Because the MCO failure was attributed to a unit-conversion error, some engineers like to think "I’d never let one like that get by." The more complex the system lost, however, the less likely one person’s actions could have saved it. At the same time, the more complex the system, the less likely one person’s action (or inaction) could CAUSE a failure. In a system that depends on hundreds of thousands of design parameters, where would you even LOOK a priori for the error that brings the system down? (Other engineers might think, "I’m sure glad it wasn’t me." We all know that the next time it could be.)

Engineers focus (hopefully) on identifying such errors and ensuring that they can’t be repeated. We can make plenty of brand new errors without falling back into the same old ones; and sometimes we have to get rid of the old ones just to find out what the new ones ARE.

90% of traffic accidents are based on "human error." (Does this mean that of the drivers?) This assumption leads to the prospect of growth in the telematics industry (automatic information delivery from remote sources).

But we don't yet know the point at which information delivery becomes a distraction in itself. We have cell phones, CD players and GPS; we see most states having laws against "distracted driving." But can we readily recognize who's distracted, when, and by what?

Audio-visual map prompts have been shown in some studies to be safer than drivers looking at paper maps. (Is this supposed to be a surprise?) Does this mean that holographic GPS-driven maps are next, followed by adaptive cruise control? If we had the "Smart Driver," would we sit in the driver's seat and read the paper? Or take a nap?

Astronauts don't trust information delivery well enough to have a totally-automated space rendezvous. Maybe they think what they're doing is more dangerous than driving a car; maybe they're just more sober and serious than the average driver.
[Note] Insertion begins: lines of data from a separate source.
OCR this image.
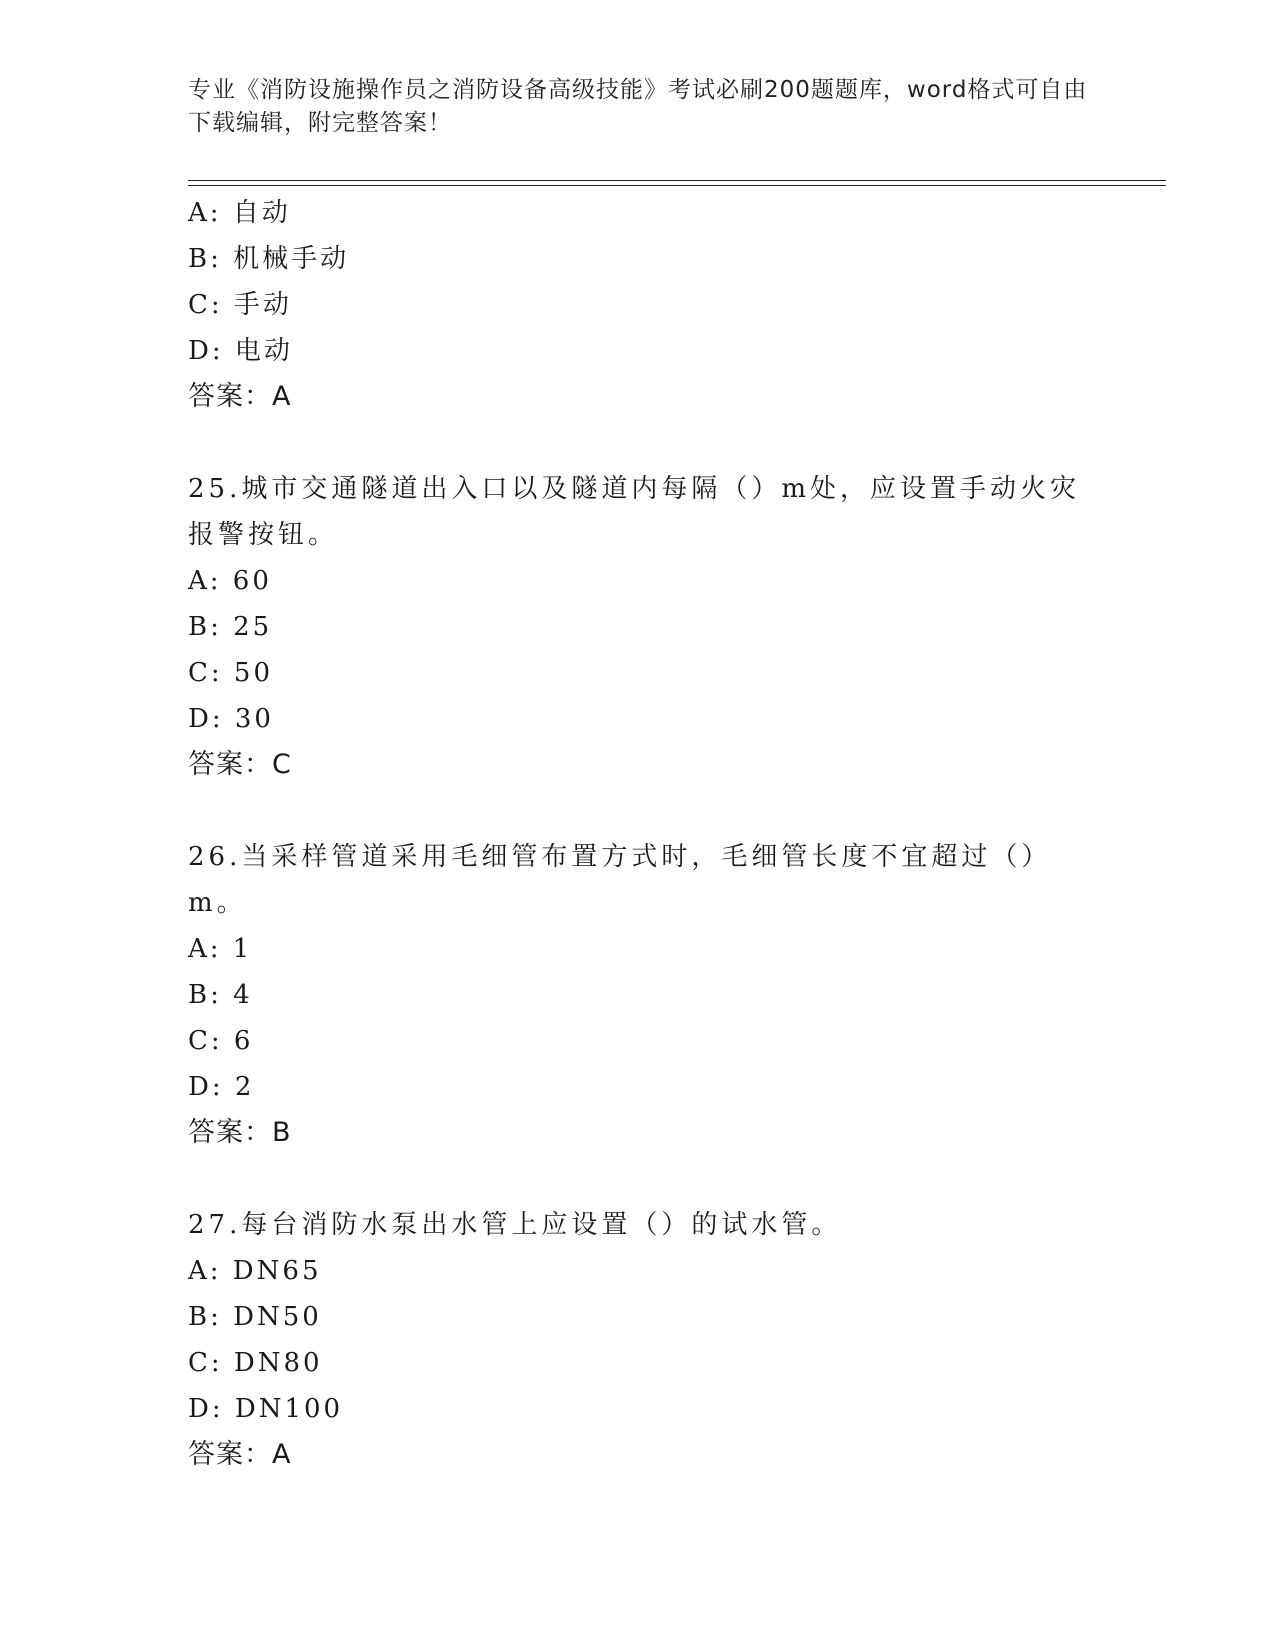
专业《消防设施操作员之消防设备高级技能》考试必刷200题题库，word格式可自由下载编辑，附完整答案！
A: 自动
B: 机械手动
C: 手动
D: 电动
答案：A
25.城市交通隧道出入口以及隧道内每隔（）m处，应设置手动火灾报警按钮。
A: 60
B: 25
C: 50
D: 30
答案：C
26.当采样管道采用毛细管布置方式时，毛细管长度不宜超过（）m。
A: 1
B: 4
C: 6
D: 2
答案：B
27.每台消防水泵出水管上应设置（）的试水管。
A: DN65
B: DN50
C: DN80
D: DN100
答案：A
But would WE trust a "Smart Driver?"

  Errors of commission Errors of omission
On-line
  • [verb]-ing the wrong [noun]
  • Incorrectly assuming the next step
  • Incorrectly assuming completion
  • Forgetting [all or part of] procedure
  • Missing events
  • Ignoring instructions
Off-line
  • Typing the wrong key
  • Factor-of-two errors
  • Sign inversion errors
  • Incorrect choice of mode
  • Missing conversion factors
  • Incorrect coordinate systems
  • Insufficient documentation
  • Overlooking details

The Roots of Error

There are at least two reasons that we put up with the hassle of personal-use high-tech devices that we don’t understand:

  1. I think the problem is trivial because it doesn’t affect anyone else.
  2. I think the problem may be ME and not the technology. Maybe I’m just not smart enough.

But certain types of basic errors of operation are exactly the same whether you’re operating a hand-held appliance or a 777. Stanton refers to Norman’s "mode error" here: a device has multiple modes of operation, and a given action has different consequences in different modes. Mode error is an example of design for the convenience of the designer, mass-produced for all. Even the most noble of engineers can’t be expected on their own to design products that work as easily for everybody else as for themselves.

The types of errors we make in doing simple tasks for ourselves, especially in using devices, are the same types of errors we make in complex system design and operation.

And, these errors increase in likelihood when the work environment allows for it. Human error results from our own omission or commission, as seen above, but may also result from systemic problems. Eliminating error requires recognizing both individual and systemic causes.

How individuals tend to err

  • Inability to follow chains of events to a conclusion
  • Inability to anticipate correctly, or assuming events will occur the same way each time
  • Assuming expertise or previous success precludes future error
  • Inability to maintain persistent focus
  • Desire to avoid personal responsibility
  • Desire to avoid critical scrutiny
  • Tendency to do "most fun" tasks first, sometimes ahead of both urgent and important tasks
  • Tendency to cut corners "when possible"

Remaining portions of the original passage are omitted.